Action: De-emphasize past-based ideas and predictions. Use possibility as a guide and then design actions that reflect your commitments. To effectively begin this process with existential confidence, use The Serenity Prayer to identify two things:

“God, grant me the serenity to accept the things I cannot change,
To have the courage to change the things that I can change
And the wisdom to know the difference.”

Reframe your relationship to your fears.

It is also useful to distinguish and practice separating the object of our concern for control from our relationship with whatever it is. For example, when we believe in self-control, we may have some negative emotion such as fear. We may believe that we need to manage ‘it’, overpower the negative feelings or avoid whatever it was we feared.

While techniques such as purposefully distracting ourselves or reframing the fear (saying to ourselves that it is going to pass) can be helpful and even change brain activation to reduce fear, reappraisal itself is a complex phenomenon. For example, sudden and unexpected anxiety is difficult to reappraise. It happens too fast for us to have enough time to think about differently.

Richard Lazarus, in his work on stress and coping, explained that one’s emotional response to a situation depends not on the objective properties of the situation, but on how one interprets or “appraises” the situation. When we can see that fear is different from our relationship with fear, we can re-examine our relationship with the fear, rather than react to it.

Action: Examine your relationship with fear. Avoid reacting to the fear. Instead, when you first notice it, observe it. Try to accept the fear, even if it is uncomfortable. When doing this, the fear usually disappears and you can remain focused on your commitments and action. With practice, recurring fear can disappear altogether.

Choose compassion over goal setting.

According to organizational psychology professor Richard Boyatzis and his colleagues, compassion involves three things: noticing another’s need, empathizing, and acting to enhance their well-being. If you are trying to encourage someone to do something, compassion is an effective way to coach them. This may sound “soft”, but his research indicates that when you are compassionate toward someone, they feel good, and as a result, open their minds to new possibilities. What might previously have sounded impossible and demotivating will now sound motivating. In fact, Boyatzis found that leaders themselves feel a sense of relief when they can be authentically compassionate toward others.

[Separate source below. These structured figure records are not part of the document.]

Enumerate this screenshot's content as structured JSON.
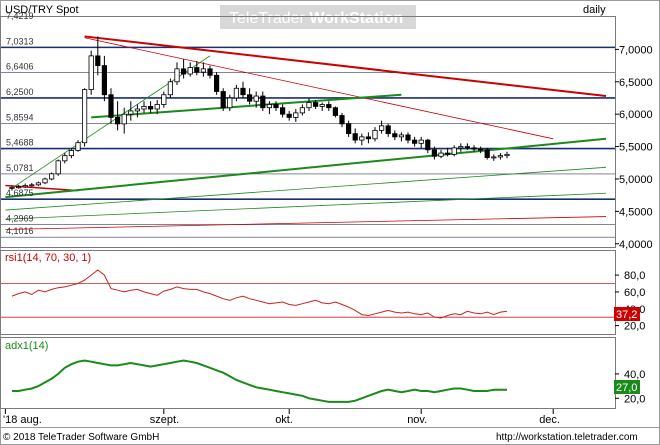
{
  "header": {
    "symbol": "USD/TRY Spot",
    "interval": "daily",
    "watermark_a": "TeleTrader ",
    "watermark_b": "WorkStation"
  },
  "footer": {
    "copyright": "© 2018 TeleTrader Software GmbH",
    "url": "http://workstation.teletrader.com"
  },
  "colors": {
    "candle_up": "#ffffff",
    "candle_down": "#000000",
    "red_line": "#cc0000",
    "green_line": "#1a8a1a",
    "blue_line": "#1a2f6e",
    "rsi_line": "#cc2222",
    "adx_line": "#1a8a1a",
    "rsi_badge": "#cc0000",
    "adx_badge": "#1a8a1a"
  },
  "chart_data": [
    {
      "type": "candlestick",
      "title": "USD/TRY Spot",
      "x_labels": [
        "'18 aug.",
        "szept.",
        "okt.",
        "nov.",
        "dec."
      ],
      "y_axis_right": [
        "7,0000",
        "6,5000",
        "6,0000",
        "5,5000",
        "5,0000",
        "4,5000",
        "4,0000"
      ],
      "y_levels_left": [
        "7,4219",
        "7,0313",
        "6,6406",
        "6,2500",
        "5,8594",
        "5,4688",
        "5,0781",
        "4,6875",
        "4,2969",
        "4,1016"
      ],
      "ylim": [
        3.95,
        7.5
      ],
      "candles": [
        {
          "o": 4.86,
          "h": 4.9,
          "l": 4.82,
          "c": 4.87
        },
        {
          "o": 4.87,
          "h": 4.91,
          "l": 4.85,
          "c": 4.88
        },
        {
          "o": 4.88,
          "h": 4.93,
          "l": 4.86,
          "c": 4.9
        },
        {
          "o": 4.9,
          "h": 4.94,
          "l": 4.88,
          "c": 4.91
        },
        {
          "o": 4.91,
          "h": 4.96,
          "l": 4.89,
          "c": 4.94
        },
        {
          "o": 4.94,
          "h": 5.02,
          "l": 4.92,
          "c": 5.0
        },
        {
          "o": 5.0,
          "h": 5.1,
          "l": 4.98,
          "c": 5.08
        },
        {
          "o": 5.08,
          "h": 5.3,
          "l": 5.05,
          "c": 5.28
        },
        {
          "o": 5.28,
          "h": 5.4,
          "l": 5.24,
          "c": 5.36
        },
        {
          "o": 5.36,
          "h": 5.48,
          "l": 5.32,
          "c": 5.44
        },
        {
          "o": 5.44,
          "h": 5.6,
          "l": 5.42,
          "c": 5.56
        },
        {
          "o": 5.56,
          "h": 6.4,
          "l": 5.5,
          "c": 6.38
        },
        {
          "o": 6.38,
          "h": 6.98,
          "l": 6.3,
          "c": 6.9
        },
        {
          "o": 6.9,
          "h": 7.2,
          "l": 6.6,
          "c": 6.75
        },
        {
          "o": 6.75,
          "h": 6.9,
          "l": 6.2,
          "c": 6.3
        },
        {
          "o": 6.3,
          "h": 6.4,
          "l": 5.85,
          "c": 5.95
        },
        {
          "o": 5.95,
          "h": 6.2,
          "l": 5.75,
          "c": 5.85
        },
        {
          "o": 5.85,
          "h": 6.1,
          "l": 5.7,
          "c": 6.0
        },
        {
          "o": 6.0,
          "h": 6.2,
          "l": 5.9,
          "c": 6.05
        },
        {
          "o": 6.05,
          "h": 6.15,
          "l": 5.95,
          "c": 6.08
        },
        {
          "o": 6.08,
          "h": 6.2,
          "l": 6.02,
          "c": 6.12
        },
        {
          "o": 6.12,
          "h": 6.2,
          "l": 6.02,
          "c": 6.08
        },
        {
          "o": 6.08,
          "h": 6.22,
          "l": 6.0,
          "c": 6.15
        },
        {
          "o": 6.15,
          "h": 6.35,
          "l": 6.1,
          "c": 6.3
        },
        {
          "o": 6.3,
          "h": 6.55,
          "l": 6.25,
          "c": 6.5
        },
        {
          "o": 6.5,
          "h": 6.8,
          "l": 6.45,
          "c": 6.7
        },
        {
          "o": 6.7,
          "h": 6.85,
          "l": 6.55,
          "c": 6.62
        },
        {
          "o": 6.62,
          "h": 6.8,
          "l": 6.58,
          "c": 6.72
        },
        {
          "o": 6.72,
          "h": 6.82,
          "l": 6.6,
          "c": 6.65
        },
        {
          "o": 6.65,
          "h": 6.8,
          "l": 6.58,
          "c": 6.7
        },
        {
          "o": 6.7,
          "h": 6.75,
          "l": 6.55,
          "c": 6.6
        },
        {
          "o": 6.6,
          "h": 6.65,
          "l": 6.3,
          "c": 6.35
        },
        {
          "o": 6.35,
          "h": 6.4,
          "l": 6.05,
          "c": 6.1
        },
        {
          "o": 6.1,
          "h": 6.3,
          "l": 6.05,
          "c": 6.25
        },
        {
          "o": 6.25,
          "h": 6.45,
          "l": 6.2,
          "c": 6.4
        },
        {
          "o": 6.4,
          "h": 6.5,
          "l": 6.25,
          "c": 6.3
        },
        {
          "o": 6.3,
          "h": 6.4,
          "l": 6.15,
          "c": 6.2
        },
        {
          "o": 6.2,
          "h": 6.35,
          "l": 6.1,
          "c": 6.28
        },
        {
          "o": 6.28,
          "h": 6.35,
          "l": 6.05,
          "c": 6.1
        },
        {
          "o": 6.1,
          "h": 6.2,
          "l": 6.0,
          "c": 6.15
        },
        {
          "o": 6.15,
          "h": 6.2,
          "l": 6.05,
          "c": 6.1
        },
        {
          "o": 6.1,
          "h": 6.15,
          "l": 5.95,
          "c": 6.0
        },
        {
          "o": 6.0,
          "h": 6.05,
          "l": 5.9,
          "c": 5.95
        },
        {
          "o": 5.95,
          "h": 6.08,
          "l": 5.88,
          "c": 6.02
        },
        {
          "o": 6.02,
          "h": 6.15,
          "l": 5.98,
          "c": 6.1
        },
        {
          "o": 6.1,
          "h": 6.25,
          "l": 6.05,
          "c": 6.18
        },
        {
          "o": 6.18,
          "h": 6.22,
          "l": 6.08,
          "c": 6.12
        },
        {
          "o": 6.12,
          "h": 6.18,
          "l": 6.05,
          "c": 6.15
        },
        {
          "o": 6.15,
          "h": 6.2,
          "l": 6.05,
          "c": 6.1
        },
        {
          "o": 6.1,
          "h": 6.12,
          "l": 5.95,
          "c": 5.98
        },
        {
          "o": 5.98,
          "h": 6.02,
          "l": 5.8,
          "c": 5.85
        },
        {
          "o": 5.85,
          "h": 5.9,
          "l": 5.65,
          "c": 5.7
        },
        {
          "o": 5.7,
          "h": 5.78,
          "l": 5.55,
          "c": 5.6
        },
        {
          "o": 5.6,
          "h": 5.7,
          "l": 5.52,
          "c": 5.65
        },
        {
          "o": 5.65,
          "h": 5.72,
          "l": 5.55,
          "c": 5.62
        },
        {
          "o": 5.62,
          "h": 5.8,
          "l": 5.58,
          "c": 5.75
        },
        {
          "o": 5.75,
          "h": 5.9,
          "l": 5.7,
          "c": 5.82
        },
        {
          "o": 5.82,
          "h": 5.85,
          "l": 5.65,
          "c": 5.7
        },
        {
          "o": 5.7,
          "h": 5.75,
          "l": 5.6,
          "c": 5.65
        },
        {
          "o": 5.65,
          "h": 5.72,
          "l": 5.58,
          "c": 5.68
        },
        {
          "o": 5.68,
          "h": 5.72,
          "l": 5.55,
          "c": 5.6
        },
        {
          "o": 5.6,
          "h": 5.65,
          "l": 5.5,
          "c": 5.55
        },
        {
          "o": 5.55,
          "h": 5.65,
          "l": 5.48,
          "c": 5.6
        },
        {
          "o": 5.6,
          "h": 5.62,
          "l": 5.4,
          "c": 5.45
        },
        {
          "o": 5.45,
          "h": 5.5,
          "l": 5.3,
          "c": 5.35
        },
        {
          "o": 5.35,
          "h": 5.45,
          "l": 5.32,
          "c": 5.4
        },
        {
          "o": 5.4,
          "h": 5.48,
          "l": 5.35,
          "c": 5.38
        },
        {
          "o": 5.38,
          "h": 5.52,
          "l": 5.35,
          "c": 5.48
        },
        {
          "o": 5.48,
          "h": 5.55,
          "l": 5.42,
          "c": 5.5
        },
        {
          "o": 5.5,
          "h": 5.55,
          "l": 5.45,
          "c": 5.48
        },
        {
          "o": 5.48,
          "h": 5.52,
          "l": 5.42,
          "c": 5.46
        },
        {
          "o": 5.46,
          "h": 5.5,
          "l": 5.4,
          "c": 5.45
        },
        {
          "o": 5.45,
          "h": 5.48,
          "l": 5.3,
          "c": 5.33
        },
        {
          "o": 5.33,
          "h": 5.38,
          "l": 5.28,
          "c": 5.34
        },
        {
          "o": 5.34,
          "h": 5.4,
          "l": 5.3,
          "c": 5.36
        },
        {
          "o": 5.36,
          "h": 5.42,
          "l": 5.32,
          "c": 5.38
        }
      ],
      "hlines": [
        7.0313,
        6.6406,
        6.25,
        5.8594,
        5.4688,
        5.0781,
        4.6875,
        4.2969,
        4.1016
      ],
      "bold_hlines": [
        7.0313,
        6.25,
        5.4688,
        4.6875
      ]
    },
    {
      "type": "line",
      "title": "rsi1(14, 70, 30, 1)",
      "y_ticks": [
        "80,0",
        "60,0",
        "40,0",
        "20,0"
      ],
      "ylim": [
        10,
        92
      ],
      "levels": [
        70,
        30
      ],
      "current": "37,2",
      "values": [
        55,
        58,
        60,
        57,
        62,
        60,
        63,
        65,
        66,
        68,
        70,
        74,
        80,
        86,
        80,
        64,
        62,
        60,
        62,
        63,
        60,
        58,
        56,
        61,
        63,
        66,
        64,
        63,
        63,
        60,
        58,
        55,
        52,
        50,
        53,
        55,
        52,
        50,
        48,
        46,
        47,
        48,
        45,
        44,
        46,
        48,
        50,
        47,
        46,
        48,
        45,
        42,
        38,
        33,
        32,
        34,
        36,
        38,
        36,
        35,
        36,
        34,
        33,
        35,
        30,
        29,
        32,
        34,
        33,
        37,
        35,
        34,
        36,
        33,
        36,
        37
      ]
    },
    {
      "type": "line",
      "title": "adx1(14)",
      "y_ticks": [
        "40,0",
        "20,0"
      ],
      "ylim": [
        12,
        58
      ],
      "current": "27,0",
      "values": [
        26,
        26,
        27,
        28,
        30,
        33,
        36,
        40,
        45,
        48,
        50,
        51,
        50,
        49,
        48,
        47,
        47,
        48,
        49,
        48,
        47,
        46,
        47,
        48,
        49,
        50,
        51,
        50,
        49,
        47,
        45,
        43,
        41,
        38,
        35,
        33,
        31,
        29,
        28,
        27,
        26,
        25,
        24,
        23,
        22,
        20,
        19,
        18,
        17,
        17,
        17,
        17,
        18,
        20,
        22,
        24,
        26,
        27,
        26,
        25,
        26,
        27,
        26,
        26,
        25,
        26,
        27,
        28,
        28,
        27,
        26,
        26,
        26,
        27,
        27,
        27
      ]
    }
  ]
}
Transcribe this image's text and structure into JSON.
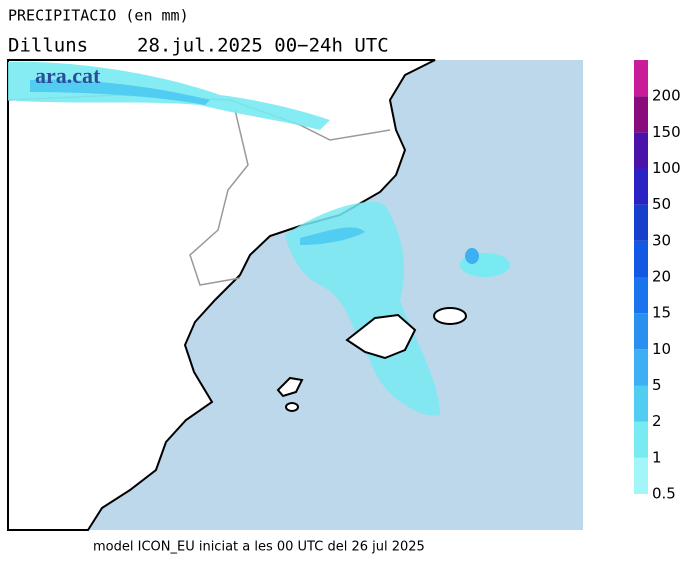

This approach is in stark contrast to instrumental coaching. Instrumental coaching is exclusively goal-directed and attempts to get someone to comply with benchmarks. Boyatzis’s research indicates that coaching for compliance and highlighting personal deficiencies in the hope of correcting them over-activates the sympathetic nervous system and makes “fight, freezing or flight” reactions more likely than if you were being compassionate enough to help match individual goals with organizational goals. Self-compassion and compassion toward others, therefore, beats constant benchmarking. For leaders, compassion involves deeply understanding how individual goals relate to the overall corporate goals. Although this may seem superfluous, it is critical for both personal and organizational success.

Action: Express compassion to yourself and others. If you fail, avoid beating yourself up. If someone else on your team is not pulling their weight, find out why. See if you can feel what they are feeling. Also, highlight their strengths, rather than weaknesses, in your conversations. If you have to provide negative feedback, say how a potential correction could allow them to be their strongest selves.

Navigating today’s world more effectively using these six frameworks moves us beyond the dilemmas and limitations of control. When we understand these principles, we can build effective leadership practices to cultivate existential confidence. Having this type of confidence doesn’t change anything in our circumstances or necessarily alter our experience of what is happening. But it gives us a fundamentally different relationship with whatever occurs as we move into an uncharted and unpredictable future.